Введение в научный оборот новых материалов позволило шире раскрыть вопрос о количестве участников восстания, конкретизировать агитационную деятельность среди солдат, определить количество жертв, уточнить дислокацию рот Черниговского полка, карту его восстания, составленную В. М. Базилевичем еще в 1920-х гг.

Новое объяснение получили и причины поражения восстания Черниговского полка. Среди них называлось отсутствие поддержки народа. М. В. Нечкина выдвинула тезис о двух типах военных революций: 1) те, которые после возникновения сливаются с народным движением, что обеспечивает им победный итог (как, например, в Испании в 1820 г.); 2) те, которые совершаются в отрыве от народных движений, и это обрекает их на поражение (декабристы). Н. Н. Лысенко утверждал, что разделение декабристов на сторонников «военной» и «народной» революций ошибочно и противоречит документальным материалам. Он считал, что в России того времени не существовало революционного народа, поэтому декабристы, вопреки желанию, не могли опираться на массы. По мнению Н. М. Дружинина, декабристы рассчитывали на моральную и организационную помощь народа.
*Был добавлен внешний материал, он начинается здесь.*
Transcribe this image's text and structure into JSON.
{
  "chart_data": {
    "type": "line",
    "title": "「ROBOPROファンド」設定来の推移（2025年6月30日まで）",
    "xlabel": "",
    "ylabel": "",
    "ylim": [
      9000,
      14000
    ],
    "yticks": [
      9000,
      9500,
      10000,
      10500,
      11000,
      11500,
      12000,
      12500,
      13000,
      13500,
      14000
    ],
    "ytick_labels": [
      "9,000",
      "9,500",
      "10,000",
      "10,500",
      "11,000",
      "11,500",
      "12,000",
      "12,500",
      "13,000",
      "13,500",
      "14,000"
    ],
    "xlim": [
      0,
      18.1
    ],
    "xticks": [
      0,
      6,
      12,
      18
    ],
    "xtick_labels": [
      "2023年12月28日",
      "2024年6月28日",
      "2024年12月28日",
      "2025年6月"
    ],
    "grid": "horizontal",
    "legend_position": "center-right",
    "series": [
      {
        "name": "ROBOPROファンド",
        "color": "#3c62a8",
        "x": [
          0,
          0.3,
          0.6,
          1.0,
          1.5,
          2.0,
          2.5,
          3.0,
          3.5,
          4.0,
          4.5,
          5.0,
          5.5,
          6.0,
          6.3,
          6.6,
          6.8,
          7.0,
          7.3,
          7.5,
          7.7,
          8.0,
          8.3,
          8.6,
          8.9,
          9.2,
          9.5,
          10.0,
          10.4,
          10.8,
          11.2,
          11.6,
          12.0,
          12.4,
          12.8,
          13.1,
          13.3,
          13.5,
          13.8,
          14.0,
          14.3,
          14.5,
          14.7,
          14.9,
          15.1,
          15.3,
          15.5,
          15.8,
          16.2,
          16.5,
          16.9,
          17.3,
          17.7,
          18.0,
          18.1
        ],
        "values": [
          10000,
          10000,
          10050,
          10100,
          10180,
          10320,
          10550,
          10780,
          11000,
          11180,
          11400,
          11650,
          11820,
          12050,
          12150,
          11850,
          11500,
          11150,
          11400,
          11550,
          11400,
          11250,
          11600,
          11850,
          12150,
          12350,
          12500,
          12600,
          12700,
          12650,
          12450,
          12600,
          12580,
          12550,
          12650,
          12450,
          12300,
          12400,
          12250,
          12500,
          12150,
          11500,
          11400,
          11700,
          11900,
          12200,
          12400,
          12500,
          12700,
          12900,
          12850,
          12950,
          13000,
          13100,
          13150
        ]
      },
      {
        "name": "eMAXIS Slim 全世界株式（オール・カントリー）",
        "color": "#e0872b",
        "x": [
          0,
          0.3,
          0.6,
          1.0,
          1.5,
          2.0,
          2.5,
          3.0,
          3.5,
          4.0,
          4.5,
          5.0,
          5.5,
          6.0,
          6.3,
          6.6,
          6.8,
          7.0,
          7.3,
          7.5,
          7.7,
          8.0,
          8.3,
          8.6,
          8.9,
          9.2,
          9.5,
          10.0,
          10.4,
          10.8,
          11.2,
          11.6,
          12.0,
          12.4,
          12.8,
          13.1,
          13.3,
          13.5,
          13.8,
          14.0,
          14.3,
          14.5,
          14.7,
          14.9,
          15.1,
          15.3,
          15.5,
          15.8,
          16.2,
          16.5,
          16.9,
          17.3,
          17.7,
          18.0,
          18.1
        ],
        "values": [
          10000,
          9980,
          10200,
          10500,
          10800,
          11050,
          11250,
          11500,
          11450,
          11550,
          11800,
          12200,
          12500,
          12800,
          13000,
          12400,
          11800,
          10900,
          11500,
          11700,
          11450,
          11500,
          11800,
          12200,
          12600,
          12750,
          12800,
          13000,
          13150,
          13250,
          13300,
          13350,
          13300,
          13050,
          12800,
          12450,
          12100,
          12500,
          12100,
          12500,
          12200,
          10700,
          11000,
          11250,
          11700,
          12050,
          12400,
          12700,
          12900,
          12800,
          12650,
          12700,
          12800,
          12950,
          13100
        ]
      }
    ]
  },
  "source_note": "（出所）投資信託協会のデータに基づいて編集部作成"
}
Внимание исследователей начали привлекать отдельные стороны декабристского мировоззрения, в частности, их исторические взгляды. Эти вопросы ставили российские историки Б. Б. Кафенгауз, А. В. Предтеченский, их украинский коллега В. Котов.

В послевоенные годы распространение получили исследования декабризма, выполненные представителями смежных гуманитарных наук: философами, экономистами, литературо-, языко– и правоведами. Это углубило представления о движении декабристов. К сожалению, теоретическая концепция советских философов и правоведов оказалась далеко не безупречной. Все ученые подчеркивали исключительное влияние российской философской мысли и государственно-правовых взглядов на декабристов, забывая о том, что многие положения программных документов если не прямо заимствованы из идей западноевропейских мыслителей, то, во всяком случае, модифицированы в соответствии с задачами декабристского движения.
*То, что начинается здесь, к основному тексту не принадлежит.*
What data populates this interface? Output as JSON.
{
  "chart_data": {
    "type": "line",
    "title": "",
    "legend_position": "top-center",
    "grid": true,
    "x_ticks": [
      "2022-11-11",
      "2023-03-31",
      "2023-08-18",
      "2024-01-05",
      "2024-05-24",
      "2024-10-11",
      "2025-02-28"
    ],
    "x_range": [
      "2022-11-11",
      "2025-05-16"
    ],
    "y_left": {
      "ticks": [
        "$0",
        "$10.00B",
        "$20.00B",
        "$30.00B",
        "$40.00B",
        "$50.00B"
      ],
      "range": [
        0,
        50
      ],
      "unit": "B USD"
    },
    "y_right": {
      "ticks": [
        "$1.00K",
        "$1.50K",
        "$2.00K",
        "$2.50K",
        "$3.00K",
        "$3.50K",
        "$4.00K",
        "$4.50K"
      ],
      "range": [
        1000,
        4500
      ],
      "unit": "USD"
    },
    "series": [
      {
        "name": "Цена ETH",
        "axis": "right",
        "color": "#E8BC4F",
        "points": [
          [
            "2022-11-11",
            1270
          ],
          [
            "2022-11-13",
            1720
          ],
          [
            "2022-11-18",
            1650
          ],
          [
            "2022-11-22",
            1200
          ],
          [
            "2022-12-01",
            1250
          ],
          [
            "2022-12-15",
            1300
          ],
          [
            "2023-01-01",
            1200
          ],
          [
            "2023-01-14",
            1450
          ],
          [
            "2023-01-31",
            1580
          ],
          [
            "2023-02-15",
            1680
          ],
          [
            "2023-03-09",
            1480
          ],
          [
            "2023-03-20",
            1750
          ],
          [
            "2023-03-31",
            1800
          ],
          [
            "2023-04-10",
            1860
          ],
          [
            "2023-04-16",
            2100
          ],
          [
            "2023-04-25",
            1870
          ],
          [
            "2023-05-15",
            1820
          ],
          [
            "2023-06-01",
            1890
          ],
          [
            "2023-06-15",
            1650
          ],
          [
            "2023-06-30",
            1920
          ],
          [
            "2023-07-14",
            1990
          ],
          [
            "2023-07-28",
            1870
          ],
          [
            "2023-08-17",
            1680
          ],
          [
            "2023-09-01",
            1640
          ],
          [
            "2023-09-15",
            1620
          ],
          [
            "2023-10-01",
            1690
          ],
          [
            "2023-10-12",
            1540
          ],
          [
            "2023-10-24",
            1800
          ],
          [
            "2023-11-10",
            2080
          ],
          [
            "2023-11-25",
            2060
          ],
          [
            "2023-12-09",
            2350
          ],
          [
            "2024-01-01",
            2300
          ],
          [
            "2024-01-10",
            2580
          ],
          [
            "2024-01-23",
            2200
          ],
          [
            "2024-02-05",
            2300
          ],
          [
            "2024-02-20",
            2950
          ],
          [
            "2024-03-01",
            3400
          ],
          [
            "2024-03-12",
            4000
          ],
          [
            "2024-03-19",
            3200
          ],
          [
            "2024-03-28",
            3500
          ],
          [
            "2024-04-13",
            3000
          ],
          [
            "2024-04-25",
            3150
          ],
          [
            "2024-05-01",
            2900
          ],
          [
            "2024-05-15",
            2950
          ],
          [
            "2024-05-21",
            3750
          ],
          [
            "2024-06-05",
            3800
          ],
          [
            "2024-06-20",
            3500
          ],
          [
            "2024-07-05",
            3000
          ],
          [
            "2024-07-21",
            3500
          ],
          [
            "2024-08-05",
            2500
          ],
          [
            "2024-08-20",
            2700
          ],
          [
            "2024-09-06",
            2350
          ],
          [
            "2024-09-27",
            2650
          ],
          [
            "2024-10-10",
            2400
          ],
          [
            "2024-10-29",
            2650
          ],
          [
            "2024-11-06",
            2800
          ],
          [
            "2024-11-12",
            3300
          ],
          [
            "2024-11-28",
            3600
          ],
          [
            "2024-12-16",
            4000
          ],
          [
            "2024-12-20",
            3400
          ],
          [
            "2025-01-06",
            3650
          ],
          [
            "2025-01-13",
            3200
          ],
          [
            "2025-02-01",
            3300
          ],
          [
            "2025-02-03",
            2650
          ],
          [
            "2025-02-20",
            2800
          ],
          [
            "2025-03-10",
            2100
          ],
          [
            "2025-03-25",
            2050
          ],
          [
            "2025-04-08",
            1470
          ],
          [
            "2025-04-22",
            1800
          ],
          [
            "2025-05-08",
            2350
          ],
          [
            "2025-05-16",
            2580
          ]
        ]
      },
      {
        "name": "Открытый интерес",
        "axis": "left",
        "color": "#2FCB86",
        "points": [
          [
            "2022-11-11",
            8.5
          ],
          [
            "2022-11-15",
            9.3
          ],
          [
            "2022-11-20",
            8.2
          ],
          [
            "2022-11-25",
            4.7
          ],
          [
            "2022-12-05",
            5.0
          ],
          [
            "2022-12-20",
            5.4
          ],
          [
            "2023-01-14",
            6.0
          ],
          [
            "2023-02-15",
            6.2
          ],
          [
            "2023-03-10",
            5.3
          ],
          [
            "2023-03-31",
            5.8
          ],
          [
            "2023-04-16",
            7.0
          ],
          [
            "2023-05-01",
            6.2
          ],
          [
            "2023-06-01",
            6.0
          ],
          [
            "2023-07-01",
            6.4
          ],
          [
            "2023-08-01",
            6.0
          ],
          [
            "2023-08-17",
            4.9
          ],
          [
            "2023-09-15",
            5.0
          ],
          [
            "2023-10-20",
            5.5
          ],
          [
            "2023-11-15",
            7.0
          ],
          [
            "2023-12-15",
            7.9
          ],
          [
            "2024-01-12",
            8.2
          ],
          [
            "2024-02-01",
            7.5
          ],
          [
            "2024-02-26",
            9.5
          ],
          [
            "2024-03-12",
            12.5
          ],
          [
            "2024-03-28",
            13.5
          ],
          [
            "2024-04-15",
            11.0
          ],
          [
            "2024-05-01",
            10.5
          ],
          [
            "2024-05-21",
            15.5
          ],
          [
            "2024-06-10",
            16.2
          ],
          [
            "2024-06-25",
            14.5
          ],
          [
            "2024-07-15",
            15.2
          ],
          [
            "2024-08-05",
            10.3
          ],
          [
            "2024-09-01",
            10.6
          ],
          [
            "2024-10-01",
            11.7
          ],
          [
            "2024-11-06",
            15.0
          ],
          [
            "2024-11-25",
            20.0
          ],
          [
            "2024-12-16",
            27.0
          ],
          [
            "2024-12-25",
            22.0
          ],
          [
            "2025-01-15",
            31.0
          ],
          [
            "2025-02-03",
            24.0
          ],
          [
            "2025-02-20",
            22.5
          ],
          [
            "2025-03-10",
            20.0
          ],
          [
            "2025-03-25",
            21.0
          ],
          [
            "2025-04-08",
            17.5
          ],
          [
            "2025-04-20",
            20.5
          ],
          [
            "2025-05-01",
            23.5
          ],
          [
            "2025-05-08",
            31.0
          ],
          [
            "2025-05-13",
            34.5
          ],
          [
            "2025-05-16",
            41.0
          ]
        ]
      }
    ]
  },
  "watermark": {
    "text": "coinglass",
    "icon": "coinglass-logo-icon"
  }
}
Недоверие вызывает и тот факт, что исследования о декабристах экономистов, правоведов и философов были поставлены, так сказать, «на поток». В 1950–1952 гг. в СССР были защищены три диссертации, посвященные экономическим взглядам П. И. Пестеля (А. Баранцев, И. Ермалович, П. Серебренникова). В 1952–1954 гг. Н. Ф. Закревский, Н. С. Прозорова и Р. Х. Яхин защитили диссертации о государственно-правовых взглядах декабристов. Иногда совпадали даже названия.

Н. Закревский и Н. Прозорова проанализировали теоретическое наследие П. И. Пестеля и его практическую деятельность в тайных обществах, проследили формирование политических взглядов, уделили внимание вопросу о роли П. И. Пестеля в декабристских организациях. Они отрицали мнение, что лидер Южного общества использовал их для захвата верховной власти в России.
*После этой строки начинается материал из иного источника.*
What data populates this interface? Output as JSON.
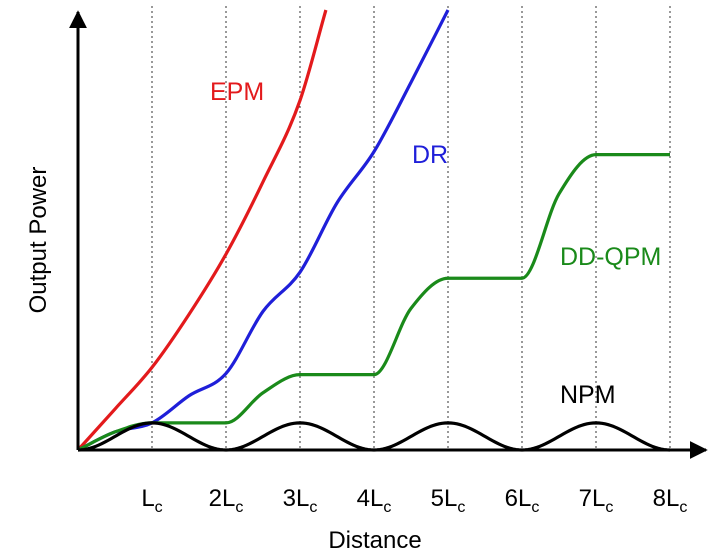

Украинские исследователи П. Волощенко, В. И. Русин, как и их российские коллеги Г. И. Габов, П. Ф. Никандров, И. Я. Щипанов, изучали общественно-политические и философские взгляды декабристов в тесной связи с социально-экономическими условиями жизни Российской империи; раскрывали особенности развития взглядов «дворянских революционеров», их оригинальность и самобытность; настаивали на преемственности демократических тенденций и материалистических традиций, начиная с М. В. Ломоносова и А. Н. Радищева и его последователя И. П. Пнина; делали акцент на демократических, республиканских и материалистических традициях декабристов.

Н. Дейнеко разделил декабристов на материалистов (братья Борисовы, И. Д. Якушкин, В. Ф. Раевский, П. И. Пестель) и идеалистов (Е. П. Оболенский, П. С. Бобрищев-Пушкин), при этом исследовал только взгляды материалистов. Такая дихотомия – разделение на «хороших» и «плохих» – характерна для любого тоталитарного мировоззрения, которое накладывает отпечаток на научные труды.

Экономические взгляды декабристов изучали российские ученые И. Г. Блюмин, В. Замятин, А. Левитов, Ф. М. Морозов, К. А. Пажитнов, украинские – А. Александров, П. Бакало, С. Я. Боровой и др.

Литературоведы сконцентрировали свое внимание на роли декабристов в развитии письменной культуры народов России. На практике это сводилось к двум темам: «Пушкин и декабристы» и «Творчество декабристов-литераторов», среди которых особо выделяли К. Ф. Рылеева. Связи А. С. Пушкина с декабристами изучали М. А. Цявловский, Т. Г. Цявловская, Д. Д. Благой, Ю. Г. Оксман, Б. С. Мейлах, И. С. Зильберштейн, Д. Косарик.

Главным лейтмотивом литературного творчества декабристов, по их мнению, был протест против тирании и крепостничества, прославление патриотического общественного долга и готовность к самопожертвованию во имя свободы. Эти исследования создавали лубочный образ декабристов-литераторов, пытались обойти «острые углы», в частности, не обращали внимание на романтизм и мистицизм их произведений, прекратилась разработка темы «декабристы и Т. Г. Шевченко».

Литературные интересы С. И. Муравьева-Апостола, его контакты с К. Н. Батюшковым и В. В. Капнистом проанализировал В. Н. Орлов. Жизнь и творчество К. Ф. Рылеева рассматривались в трудах российских литературоведов Б. В. Неймана и К. В. Пигарева, их украинских коллег С. Жука и В. И. Маслова.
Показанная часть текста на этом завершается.